From next April millions of people will be able to get free, impartial guidance on how to make the most of their retirement savings.

The guidance, for those with defined contribution pensions, will be delivered by a range of independent organisations, including The Pensions Advisory Service (TPAS) and the Money Advice Service (MAS).

The Government says pension providers will have to tell savers about these services. (See's Pension Need-To-Knows guide for information on retirement saving.)

It's part of a radical shake-up of the pensions market, and comes after concerns consumers would not trust information given by organisations with a vested interest in selling a financial product or service.

Pensions shake-up

The reforms, which come into force in April, mean 300,000 individuals a year will be able to use their pension pots as they wish when they turn 55, subject to their marginal rate of tax (see the Radical pension reforms MSE News story).
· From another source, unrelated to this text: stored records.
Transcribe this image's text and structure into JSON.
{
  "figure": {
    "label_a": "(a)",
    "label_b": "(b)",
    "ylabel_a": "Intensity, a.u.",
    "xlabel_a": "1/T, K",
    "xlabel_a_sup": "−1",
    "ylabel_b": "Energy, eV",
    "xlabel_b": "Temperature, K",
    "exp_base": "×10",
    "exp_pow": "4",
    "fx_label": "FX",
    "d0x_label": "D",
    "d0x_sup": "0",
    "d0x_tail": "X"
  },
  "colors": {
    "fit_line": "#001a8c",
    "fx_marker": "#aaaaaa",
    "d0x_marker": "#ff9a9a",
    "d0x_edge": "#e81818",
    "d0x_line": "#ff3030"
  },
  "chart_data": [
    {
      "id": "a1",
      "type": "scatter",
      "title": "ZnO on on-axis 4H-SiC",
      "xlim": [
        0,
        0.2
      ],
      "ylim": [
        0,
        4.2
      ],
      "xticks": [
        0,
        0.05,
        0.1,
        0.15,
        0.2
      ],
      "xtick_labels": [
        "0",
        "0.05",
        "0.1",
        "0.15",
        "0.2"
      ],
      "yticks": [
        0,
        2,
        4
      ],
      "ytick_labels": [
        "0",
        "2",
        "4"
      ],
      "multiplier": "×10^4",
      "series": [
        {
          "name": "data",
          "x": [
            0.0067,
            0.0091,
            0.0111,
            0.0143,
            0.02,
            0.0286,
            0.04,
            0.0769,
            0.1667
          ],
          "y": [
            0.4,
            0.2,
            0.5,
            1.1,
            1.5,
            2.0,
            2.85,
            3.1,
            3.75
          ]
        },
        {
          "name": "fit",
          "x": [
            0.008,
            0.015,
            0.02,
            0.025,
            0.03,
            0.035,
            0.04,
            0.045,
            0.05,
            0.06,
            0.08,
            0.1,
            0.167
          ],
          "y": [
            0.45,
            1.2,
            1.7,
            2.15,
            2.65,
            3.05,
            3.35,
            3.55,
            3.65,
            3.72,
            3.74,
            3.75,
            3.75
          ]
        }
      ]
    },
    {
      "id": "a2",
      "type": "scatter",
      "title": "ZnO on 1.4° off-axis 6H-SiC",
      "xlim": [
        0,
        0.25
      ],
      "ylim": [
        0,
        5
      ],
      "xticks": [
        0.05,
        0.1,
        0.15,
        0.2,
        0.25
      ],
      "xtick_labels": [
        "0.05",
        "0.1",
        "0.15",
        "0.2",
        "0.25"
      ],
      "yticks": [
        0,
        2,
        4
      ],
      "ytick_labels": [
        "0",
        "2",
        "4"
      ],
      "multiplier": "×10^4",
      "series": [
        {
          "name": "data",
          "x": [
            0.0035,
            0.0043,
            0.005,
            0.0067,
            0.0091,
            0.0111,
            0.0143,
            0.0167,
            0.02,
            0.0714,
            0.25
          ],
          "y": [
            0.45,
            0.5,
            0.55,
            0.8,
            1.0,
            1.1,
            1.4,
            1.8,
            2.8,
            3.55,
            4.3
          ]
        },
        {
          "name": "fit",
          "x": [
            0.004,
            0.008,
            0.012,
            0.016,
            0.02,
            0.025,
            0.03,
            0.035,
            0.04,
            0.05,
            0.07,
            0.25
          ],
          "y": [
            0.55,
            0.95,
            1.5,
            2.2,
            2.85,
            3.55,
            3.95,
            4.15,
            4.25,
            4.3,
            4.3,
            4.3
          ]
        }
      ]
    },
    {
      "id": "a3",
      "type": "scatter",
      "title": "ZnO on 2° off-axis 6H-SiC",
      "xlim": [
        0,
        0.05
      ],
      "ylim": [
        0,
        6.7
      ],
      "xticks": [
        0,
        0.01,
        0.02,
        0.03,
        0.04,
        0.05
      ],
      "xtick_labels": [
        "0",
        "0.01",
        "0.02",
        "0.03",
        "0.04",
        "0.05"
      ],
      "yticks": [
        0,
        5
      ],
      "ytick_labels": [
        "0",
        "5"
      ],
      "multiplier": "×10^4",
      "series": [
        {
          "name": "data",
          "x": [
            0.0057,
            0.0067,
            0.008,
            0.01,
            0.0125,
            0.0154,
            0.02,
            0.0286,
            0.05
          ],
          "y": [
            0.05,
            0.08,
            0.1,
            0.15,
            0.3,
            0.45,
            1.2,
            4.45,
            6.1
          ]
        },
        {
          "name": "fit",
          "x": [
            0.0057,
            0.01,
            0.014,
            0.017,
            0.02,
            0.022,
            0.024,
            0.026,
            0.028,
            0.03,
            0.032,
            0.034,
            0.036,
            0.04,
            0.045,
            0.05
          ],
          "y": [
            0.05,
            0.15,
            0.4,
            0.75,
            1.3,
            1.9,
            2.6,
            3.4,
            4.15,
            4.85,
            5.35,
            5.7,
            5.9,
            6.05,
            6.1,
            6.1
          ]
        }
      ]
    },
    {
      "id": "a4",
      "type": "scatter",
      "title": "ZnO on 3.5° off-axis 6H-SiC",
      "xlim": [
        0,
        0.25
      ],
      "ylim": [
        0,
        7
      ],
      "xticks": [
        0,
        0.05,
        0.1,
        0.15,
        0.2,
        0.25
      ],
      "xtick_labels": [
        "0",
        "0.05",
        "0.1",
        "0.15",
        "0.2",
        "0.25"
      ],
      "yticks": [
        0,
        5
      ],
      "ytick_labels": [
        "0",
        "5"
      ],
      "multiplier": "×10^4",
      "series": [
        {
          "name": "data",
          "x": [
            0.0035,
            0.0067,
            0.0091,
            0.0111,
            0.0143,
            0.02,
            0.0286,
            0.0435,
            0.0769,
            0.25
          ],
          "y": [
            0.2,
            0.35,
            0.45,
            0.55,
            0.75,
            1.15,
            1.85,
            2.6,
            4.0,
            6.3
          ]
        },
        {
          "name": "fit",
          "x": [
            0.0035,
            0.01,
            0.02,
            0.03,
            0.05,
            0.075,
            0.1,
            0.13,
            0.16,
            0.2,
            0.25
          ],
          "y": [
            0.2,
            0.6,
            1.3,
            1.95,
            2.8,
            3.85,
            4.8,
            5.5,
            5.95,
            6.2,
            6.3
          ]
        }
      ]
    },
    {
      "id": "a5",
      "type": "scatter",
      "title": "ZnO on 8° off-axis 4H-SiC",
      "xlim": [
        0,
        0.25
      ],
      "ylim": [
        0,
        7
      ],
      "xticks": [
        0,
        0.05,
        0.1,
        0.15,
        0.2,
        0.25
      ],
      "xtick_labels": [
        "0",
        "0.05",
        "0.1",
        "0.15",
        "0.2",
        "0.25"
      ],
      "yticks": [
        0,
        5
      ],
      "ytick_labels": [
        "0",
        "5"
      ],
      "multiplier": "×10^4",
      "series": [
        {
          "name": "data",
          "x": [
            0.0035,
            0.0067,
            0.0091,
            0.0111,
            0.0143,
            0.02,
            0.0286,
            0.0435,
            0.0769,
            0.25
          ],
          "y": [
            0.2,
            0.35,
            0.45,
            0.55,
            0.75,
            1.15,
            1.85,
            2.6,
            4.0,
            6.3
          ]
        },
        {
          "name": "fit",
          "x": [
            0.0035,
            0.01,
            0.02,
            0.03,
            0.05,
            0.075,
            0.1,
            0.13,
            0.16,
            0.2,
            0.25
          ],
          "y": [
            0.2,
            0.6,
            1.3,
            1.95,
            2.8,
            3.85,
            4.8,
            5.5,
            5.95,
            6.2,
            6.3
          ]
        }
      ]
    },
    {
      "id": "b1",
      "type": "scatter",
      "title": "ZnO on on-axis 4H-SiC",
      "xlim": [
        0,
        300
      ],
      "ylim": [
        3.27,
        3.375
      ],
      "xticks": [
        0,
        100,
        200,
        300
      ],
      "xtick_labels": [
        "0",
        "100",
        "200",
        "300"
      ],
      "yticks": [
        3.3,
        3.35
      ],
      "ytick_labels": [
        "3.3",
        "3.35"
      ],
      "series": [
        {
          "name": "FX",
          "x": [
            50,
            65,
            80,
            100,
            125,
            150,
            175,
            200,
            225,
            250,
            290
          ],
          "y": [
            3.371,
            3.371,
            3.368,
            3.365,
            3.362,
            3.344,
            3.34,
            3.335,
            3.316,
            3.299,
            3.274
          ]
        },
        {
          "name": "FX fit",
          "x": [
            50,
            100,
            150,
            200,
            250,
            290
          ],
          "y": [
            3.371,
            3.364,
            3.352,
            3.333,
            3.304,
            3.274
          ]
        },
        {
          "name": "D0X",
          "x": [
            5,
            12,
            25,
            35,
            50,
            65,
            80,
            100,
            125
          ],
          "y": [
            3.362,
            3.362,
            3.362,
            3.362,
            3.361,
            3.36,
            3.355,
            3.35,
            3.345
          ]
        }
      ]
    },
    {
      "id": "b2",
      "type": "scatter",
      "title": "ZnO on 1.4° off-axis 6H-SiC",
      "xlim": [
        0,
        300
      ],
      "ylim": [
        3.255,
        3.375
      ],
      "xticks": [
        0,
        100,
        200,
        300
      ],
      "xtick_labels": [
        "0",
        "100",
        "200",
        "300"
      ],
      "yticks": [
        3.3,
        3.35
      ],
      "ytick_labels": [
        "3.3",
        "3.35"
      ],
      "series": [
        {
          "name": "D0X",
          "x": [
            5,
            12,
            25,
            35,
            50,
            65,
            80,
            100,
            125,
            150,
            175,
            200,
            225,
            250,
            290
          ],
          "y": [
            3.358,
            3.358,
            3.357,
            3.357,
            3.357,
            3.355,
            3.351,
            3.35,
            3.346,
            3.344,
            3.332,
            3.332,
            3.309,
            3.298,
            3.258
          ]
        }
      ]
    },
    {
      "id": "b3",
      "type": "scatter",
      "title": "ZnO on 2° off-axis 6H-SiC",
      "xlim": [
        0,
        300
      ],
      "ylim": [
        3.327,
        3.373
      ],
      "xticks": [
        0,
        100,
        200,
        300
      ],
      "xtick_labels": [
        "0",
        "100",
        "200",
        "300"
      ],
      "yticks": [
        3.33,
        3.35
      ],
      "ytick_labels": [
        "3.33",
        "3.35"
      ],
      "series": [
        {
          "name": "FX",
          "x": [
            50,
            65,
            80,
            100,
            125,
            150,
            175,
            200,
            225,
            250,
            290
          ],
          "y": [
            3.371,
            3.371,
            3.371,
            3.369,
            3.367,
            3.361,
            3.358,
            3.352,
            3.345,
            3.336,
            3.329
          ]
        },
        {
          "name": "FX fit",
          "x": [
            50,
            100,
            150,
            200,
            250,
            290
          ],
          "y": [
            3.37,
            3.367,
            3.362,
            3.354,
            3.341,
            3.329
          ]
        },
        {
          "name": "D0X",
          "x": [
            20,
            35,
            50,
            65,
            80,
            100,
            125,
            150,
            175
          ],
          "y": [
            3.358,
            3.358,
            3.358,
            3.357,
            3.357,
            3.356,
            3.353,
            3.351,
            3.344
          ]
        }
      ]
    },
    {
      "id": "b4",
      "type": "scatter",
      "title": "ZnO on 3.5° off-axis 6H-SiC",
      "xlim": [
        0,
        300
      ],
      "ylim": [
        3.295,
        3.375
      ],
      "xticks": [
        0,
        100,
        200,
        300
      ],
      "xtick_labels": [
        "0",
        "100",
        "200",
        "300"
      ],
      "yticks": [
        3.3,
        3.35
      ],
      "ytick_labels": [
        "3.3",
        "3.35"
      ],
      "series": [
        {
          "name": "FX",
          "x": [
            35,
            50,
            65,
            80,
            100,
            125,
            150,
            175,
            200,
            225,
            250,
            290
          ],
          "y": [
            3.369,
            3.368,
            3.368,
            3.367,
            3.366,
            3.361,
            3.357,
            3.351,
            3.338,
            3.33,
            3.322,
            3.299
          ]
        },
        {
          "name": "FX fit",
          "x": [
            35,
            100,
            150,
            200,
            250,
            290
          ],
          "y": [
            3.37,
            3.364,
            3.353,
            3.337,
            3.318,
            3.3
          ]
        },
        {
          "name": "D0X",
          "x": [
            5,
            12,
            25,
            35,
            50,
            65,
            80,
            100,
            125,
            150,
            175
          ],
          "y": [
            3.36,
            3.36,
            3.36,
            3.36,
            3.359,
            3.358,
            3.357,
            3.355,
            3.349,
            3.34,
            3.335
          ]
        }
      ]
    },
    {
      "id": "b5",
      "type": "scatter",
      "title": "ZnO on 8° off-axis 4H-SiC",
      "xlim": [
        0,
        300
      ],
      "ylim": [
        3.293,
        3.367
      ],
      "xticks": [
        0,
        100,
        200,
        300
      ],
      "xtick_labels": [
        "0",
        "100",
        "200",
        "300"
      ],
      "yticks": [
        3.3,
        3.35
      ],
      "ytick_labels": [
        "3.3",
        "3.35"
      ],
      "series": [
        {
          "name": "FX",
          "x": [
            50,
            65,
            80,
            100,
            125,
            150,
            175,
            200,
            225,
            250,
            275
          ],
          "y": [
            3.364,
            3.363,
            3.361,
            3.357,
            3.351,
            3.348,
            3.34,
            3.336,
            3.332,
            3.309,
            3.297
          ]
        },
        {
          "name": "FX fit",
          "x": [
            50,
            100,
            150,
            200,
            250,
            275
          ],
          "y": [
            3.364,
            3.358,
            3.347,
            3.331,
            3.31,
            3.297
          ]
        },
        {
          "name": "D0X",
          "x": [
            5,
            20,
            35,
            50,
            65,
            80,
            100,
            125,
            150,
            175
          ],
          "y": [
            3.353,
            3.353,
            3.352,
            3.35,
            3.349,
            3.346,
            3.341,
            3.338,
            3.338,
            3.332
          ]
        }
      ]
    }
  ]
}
The Government has also confirmed that it will continue to allow individuals to transfer from private sector defined benefit schemes to defined contribution pension schemes. But if you want to do this, you'll need to take advice from an impartial financial adviser first.

The Treasury says 18 million people will be able to take advantage of the changes to pensions.

'Making sure people have the right support'

Osborne says: "It's right to support hard-working people that have taken the long-term decision to save for their future, and I'm pleased that the responses we had to our proposals on making pensions more flexible have been overwhelmingly positive.

"We're making sure that people have the right support to make their own choice about how best to finance their retirement and I'm pleased to confirm that everyone with defined contribution pension savings reaching pension age will get free and impartial guidance on their range of available choices at retirement."

Pensions expert Ros Altmann, the Government's new "older workers' business champion", says: "The decision that guidance must be impartial and separate from the industry is a real game-changer and will help equip people to make the right decisions for them.

"The challenge is now firmly with the industry to develop the products that people need, rather than simply the products they wish to sell."

What are defined benefit and defined contribution pensions?

There are two main types of workplace pension. Your employer decides which type of scheme you are offered.

  • Defined contribution: Your money is invested by a pension provider chosen by your employer. The amount you get when you retire usually depends on how much has been paid in, how long you've been paying in and how well the investment has done.

  • Defined benefit: These schemes promise to give you a certain amount each year when you retire. How much you get doesn't depend on investments.